Excited antihydrogen should therefore emit light at the same wavelengths as ordinary hydrogen. A key open question concerns the gravitational behaviour of antimatter. Standard theory predicts that antimatter experiences the same gravitational attraction as matter. However, alternative speculative models have proposed the possibility of negative gravitational mass or repulsive gravitational interactions. Ongoing experiments aim to measure the free-fall behaviour of antihydrogen with high precision to settle these questions empirically.
When antihydrogen encounters ordinary matter, its constituents annihilate. The positron annihilates with an electron to produce gamma rays, while the antiproton annihilates with nucleons, generating a cascade of high-energy pions that quickly decay into lighter particles such as muons, neutrinos and electrons.

Production techniques

The earliest production of antihydrogen was achieved in 1995 by a CERN team led by Walter Oelert. Antiprotons accelerated in the Low Energy Antiproton Ring were fired into xenon clusters, generating electron–positron pairs and enabling antiproton–positron capture. However, this method had a very low yield and produced extremely energetic anti-atoms unsuitable for trapping.
Greater efficiency arrived with the construction of the Antiproton Decelerator, which delivers low-energy antiprotons for precision experiments. In cold-antihydrogen synthesis:

  • Positrons are collected and cooled in dedicated traps.
  • Antiprotons are similarly cooled and confined.
  • Both species are merged under controlled electromagnetic conditions to form antihydrogen atoms at low kinetic energies.

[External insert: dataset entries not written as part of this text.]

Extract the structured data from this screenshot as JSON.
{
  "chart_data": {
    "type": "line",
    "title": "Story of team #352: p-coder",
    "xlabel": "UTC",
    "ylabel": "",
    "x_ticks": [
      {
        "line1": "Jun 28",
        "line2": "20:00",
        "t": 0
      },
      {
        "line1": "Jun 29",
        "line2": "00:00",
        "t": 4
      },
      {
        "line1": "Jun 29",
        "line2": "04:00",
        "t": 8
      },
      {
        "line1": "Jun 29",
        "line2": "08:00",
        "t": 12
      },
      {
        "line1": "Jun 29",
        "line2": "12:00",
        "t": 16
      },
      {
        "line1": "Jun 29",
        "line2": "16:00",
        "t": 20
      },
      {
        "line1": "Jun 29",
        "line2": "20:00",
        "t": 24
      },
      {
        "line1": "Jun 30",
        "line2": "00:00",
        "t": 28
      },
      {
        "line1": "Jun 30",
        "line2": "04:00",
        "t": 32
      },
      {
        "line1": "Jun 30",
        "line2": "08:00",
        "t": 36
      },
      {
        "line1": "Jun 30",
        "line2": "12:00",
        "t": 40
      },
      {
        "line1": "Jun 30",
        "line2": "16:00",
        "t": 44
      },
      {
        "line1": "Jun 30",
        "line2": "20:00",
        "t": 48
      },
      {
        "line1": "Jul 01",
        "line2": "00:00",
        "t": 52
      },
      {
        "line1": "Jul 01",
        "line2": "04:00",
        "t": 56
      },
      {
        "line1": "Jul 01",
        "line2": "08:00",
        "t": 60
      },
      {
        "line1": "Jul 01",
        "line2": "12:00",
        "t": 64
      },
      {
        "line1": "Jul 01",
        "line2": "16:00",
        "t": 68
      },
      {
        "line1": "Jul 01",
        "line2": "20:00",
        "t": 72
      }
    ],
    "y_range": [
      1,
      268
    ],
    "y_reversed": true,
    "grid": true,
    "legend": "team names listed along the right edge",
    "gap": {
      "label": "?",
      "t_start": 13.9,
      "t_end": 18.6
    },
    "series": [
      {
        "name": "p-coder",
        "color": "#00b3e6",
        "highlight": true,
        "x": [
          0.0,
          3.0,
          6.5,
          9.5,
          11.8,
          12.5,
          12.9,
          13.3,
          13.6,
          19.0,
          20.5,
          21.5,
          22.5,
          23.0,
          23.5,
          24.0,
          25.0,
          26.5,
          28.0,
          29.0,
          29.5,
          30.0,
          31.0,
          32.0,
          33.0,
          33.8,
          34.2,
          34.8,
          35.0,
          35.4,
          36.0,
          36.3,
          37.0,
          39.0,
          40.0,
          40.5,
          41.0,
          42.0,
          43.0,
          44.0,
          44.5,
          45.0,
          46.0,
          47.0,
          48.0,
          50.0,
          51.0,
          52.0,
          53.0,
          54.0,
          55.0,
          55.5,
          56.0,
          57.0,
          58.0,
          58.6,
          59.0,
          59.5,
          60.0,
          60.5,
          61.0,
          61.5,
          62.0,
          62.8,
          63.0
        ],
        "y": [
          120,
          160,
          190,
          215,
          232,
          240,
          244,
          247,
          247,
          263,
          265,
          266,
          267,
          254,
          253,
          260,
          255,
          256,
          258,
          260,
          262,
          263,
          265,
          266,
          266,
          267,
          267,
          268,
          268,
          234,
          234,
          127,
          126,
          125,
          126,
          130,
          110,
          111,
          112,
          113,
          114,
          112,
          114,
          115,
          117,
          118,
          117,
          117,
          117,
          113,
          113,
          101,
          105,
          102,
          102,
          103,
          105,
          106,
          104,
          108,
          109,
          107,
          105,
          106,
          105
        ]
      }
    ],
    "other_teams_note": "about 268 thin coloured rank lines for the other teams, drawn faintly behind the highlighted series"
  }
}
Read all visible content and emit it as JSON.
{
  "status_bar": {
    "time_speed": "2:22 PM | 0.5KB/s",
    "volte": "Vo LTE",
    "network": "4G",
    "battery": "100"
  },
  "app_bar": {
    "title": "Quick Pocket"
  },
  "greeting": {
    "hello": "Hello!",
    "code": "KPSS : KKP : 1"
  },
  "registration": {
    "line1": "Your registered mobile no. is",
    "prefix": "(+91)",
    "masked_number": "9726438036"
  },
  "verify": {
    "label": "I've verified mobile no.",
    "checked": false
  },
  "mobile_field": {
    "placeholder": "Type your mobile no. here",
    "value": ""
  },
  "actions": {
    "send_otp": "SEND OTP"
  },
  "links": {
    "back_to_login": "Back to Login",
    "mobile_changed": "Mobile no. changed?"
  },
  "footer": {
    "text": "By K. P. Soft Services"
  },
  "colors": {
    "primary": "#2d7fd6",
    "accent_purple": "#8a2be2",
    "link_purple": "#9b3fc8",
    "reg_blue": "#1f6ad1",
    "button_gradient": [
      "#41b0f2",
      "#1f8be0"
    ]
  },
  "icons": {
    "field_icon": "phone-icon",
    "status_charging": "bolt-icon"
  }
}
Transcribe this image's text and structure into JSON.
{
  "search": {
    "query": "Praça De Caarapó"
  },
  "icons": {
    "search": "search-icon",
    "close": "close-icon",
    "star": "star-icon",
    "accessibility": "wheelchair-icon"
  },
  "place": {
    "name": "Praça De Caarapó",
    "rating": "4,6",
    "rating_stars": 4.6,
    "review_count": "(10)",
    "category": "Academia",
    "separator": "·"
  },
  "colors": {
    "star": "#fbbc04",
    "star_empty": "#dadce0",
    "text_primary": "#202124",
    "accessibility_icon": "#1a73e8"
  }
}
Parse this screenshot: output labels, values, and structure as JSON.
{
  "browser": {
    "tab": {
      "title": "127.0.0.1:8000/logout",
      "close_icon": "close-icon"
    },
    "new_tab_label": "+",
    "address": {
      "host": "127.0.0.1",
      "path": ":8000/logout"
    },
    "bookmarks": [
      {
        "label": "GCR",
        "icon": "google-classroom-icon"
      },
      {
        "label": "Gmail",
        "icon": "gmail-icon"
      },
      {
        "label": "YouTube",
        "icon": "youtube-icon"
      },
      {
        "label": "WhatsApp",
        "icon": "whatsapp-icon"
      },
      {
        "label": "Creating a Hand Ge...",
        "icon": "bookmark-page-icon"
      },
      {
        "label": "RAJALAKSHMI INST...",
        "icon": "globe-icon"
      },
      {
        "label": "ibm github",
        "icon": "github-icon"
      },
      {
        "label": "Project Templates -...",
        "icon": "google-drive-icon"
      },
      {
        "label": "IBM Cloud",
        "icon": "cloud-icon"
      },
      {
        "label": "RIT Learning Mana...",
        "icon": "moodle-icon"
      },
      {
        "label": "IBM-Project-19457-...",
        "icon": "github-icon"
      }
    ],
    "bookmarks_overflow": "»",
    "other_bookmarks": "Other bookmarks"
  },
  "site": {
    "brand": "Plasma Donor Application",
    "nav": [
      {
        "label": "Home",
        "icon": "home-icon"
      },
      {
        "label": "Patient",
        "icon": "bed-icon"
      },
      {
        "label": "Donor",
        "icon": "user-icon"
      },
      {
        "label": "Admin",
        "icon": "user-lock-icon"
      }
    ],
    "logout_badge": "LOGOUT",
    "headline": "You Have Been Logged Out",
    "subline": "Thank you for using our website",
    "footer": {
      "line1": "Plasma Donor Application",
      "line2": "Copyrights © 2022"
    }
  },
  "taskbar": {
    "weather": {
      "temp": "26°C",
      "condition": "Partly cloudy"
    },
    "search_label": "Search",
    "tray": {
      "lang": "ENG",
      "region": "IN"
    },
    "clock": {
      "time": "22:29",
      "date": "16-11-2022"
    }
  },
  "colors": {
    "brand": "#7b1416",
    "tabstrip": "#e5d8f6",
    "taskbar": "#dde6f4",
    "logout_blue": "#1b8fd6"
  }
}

By the mid-2000s, millions of antihydrogen atoms had been produced, though most annihilated on the apparatus walls due to their high temperature. Advances in trap design and laser-cooling methods are gradually improving confinement times and enabling more detailed investigations.
A separate technique using Rydberg positronium—a highly excited bound state of an electron and positron—has enabled pulsed production of antihydrogen suitable for beam-based measurements, including proposed gravitational interferometry using Moiré deflectometry.

Larger antimatter atoms

The synthesis of heavier anti-atoms presents even greater challenges. Antideuterium, antitritium and antihelium nuclei have been produced in high-energy collision environments, but their large kinetic energies and short survival times make neutral anti-atom formation technically difficult. Nevertheless, identifying and studying such species remains a long-term goal in antimatter physics.

Originally written on November 30, 2016 and last modified on November 27, 2025.